Wow, somewhere between 6 and 11 years old and already worried about finding time to meet goals. I was destined to be a project manager. Today, I would never make a list that ran on like that though as they always need to be tickable. Wait, that’s not entirely true. Sometimes I use up the paper and start writing in the spaces and margins. Still, each has a line of its own. Fascinating to investigate the history of your own thought processes. (Probably less so for you, the reader, oh well). It’s written in pen, so that pushes it to a later year in the range, and the first one is crossed out, but none of the rest. This is SO STILL ME! I make lists, I cross one or two off, and then move on. Sometimes, I start a new list and transfer unfinished tasks to that, and sometimes I save them in a stack, and other times I just toss it as what was on the list is no longer list worthy.

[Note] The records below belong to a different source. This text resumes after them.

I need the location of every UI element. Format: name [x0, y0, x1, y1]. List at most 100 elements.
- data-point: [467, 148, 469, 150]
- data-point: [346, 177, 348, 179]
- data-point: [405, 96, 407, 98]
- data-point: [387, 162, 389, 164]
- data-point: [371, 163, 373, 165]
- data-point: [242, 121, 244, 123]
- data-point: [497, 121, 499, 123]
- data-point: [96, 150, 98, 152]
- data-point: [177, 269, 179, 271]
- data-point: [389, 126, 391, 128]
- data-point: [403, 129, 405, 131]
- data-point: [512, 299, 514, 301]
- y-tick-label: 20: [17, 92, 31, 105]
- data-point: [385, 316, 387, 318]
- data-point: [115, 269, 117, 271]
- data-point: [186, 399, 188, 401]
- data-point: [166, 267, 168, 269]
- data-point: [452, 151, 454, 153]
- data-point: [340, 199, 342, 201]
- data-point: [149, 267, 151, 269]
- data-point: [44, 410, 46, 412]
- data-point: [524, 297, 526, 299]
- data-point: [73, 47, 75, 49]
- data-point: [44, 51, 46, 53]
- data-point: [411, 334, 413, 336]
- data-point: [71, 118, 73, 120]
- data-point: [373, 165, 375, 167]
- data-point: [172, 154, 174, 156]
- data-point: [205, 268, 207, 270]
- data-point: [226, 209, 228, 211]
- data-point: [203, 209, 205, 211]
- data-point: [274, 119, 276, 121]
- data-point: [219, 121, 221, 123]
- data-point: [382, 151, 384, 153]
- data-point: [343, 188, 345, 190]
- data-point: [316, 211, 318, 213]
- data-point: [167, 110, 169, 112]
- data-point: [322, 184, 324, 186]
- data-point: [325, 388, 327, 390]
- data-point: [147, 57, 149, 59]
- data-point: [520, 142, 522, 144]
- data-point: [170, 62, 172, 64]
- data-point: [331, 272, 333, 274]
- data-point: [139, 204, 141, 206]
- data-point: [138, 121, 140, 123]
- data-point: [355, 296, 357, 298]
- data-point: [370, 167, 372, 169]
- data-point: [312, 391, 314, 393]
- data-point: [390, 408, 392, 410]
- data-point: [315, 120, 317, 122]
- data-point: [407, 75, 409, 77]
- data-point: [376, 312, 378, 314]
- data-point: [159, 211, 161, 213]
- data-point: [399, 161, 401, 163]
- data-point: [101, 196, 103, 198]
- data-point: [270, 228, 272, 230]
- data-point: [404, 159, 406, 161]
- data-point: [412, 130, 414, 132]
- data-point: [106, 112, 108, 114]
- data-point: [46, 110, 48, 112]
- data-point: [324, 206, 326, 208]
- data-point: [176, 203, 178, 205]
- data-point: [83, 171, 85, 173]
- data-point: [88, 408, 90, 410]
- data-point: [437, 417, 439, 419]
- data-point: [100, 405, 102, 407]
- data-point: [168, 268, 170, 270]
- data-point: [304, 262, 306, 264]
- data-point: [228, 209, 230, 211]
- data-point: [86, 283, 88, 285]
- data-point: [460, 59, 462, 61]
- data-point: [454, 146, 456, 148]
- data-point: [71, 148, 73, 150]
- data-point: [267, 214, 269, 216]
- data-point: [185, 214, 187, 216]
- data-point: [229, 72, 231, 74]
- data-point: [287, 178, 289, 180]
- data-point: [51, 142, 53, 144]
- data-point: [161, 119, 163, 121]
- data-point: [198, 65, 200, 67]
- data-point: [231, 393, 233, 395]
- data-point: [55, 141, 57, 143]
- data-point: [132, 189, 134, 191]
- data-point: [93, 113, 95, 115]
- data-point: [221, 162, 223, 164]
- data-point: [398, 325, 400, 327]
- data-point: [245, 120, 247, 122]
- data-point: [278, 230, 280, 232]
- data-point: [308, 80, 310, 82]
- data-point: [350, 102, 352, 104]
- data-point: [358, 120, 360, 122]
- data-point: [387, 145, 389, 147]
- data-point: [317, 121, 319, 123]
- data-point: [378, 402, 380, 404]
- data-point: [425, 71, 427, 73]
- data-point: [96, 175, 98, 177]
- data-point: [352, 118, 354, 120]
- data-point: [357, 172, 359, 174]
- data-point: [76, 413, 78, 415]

This little historic list is now lovingly back in the book on page 40 where it marks the poem “My Shadow.” You know, “I have a little shadow that goes in an out with me, And what can be the use of him is more than I can see.” Am I taking some of you back to your childhood?

And, dear reader, if you’ve gotten this far, I must tell you that I still have my Girl Scout book with guidelines and badge information (as well as the sash with the badges). I will be searching for that along with all my various journals. Let’s see how I did on that list and what other adventures we might find. Will it be a start of a book? I may have to read Hanks’ Uncommon Type to see how he parlayed an obsession into a collection of short stories. I can hope I’ll be inspired to do more than satisfy my desire to buy yet another pristine set of bound pages to add a few thoughts and move on.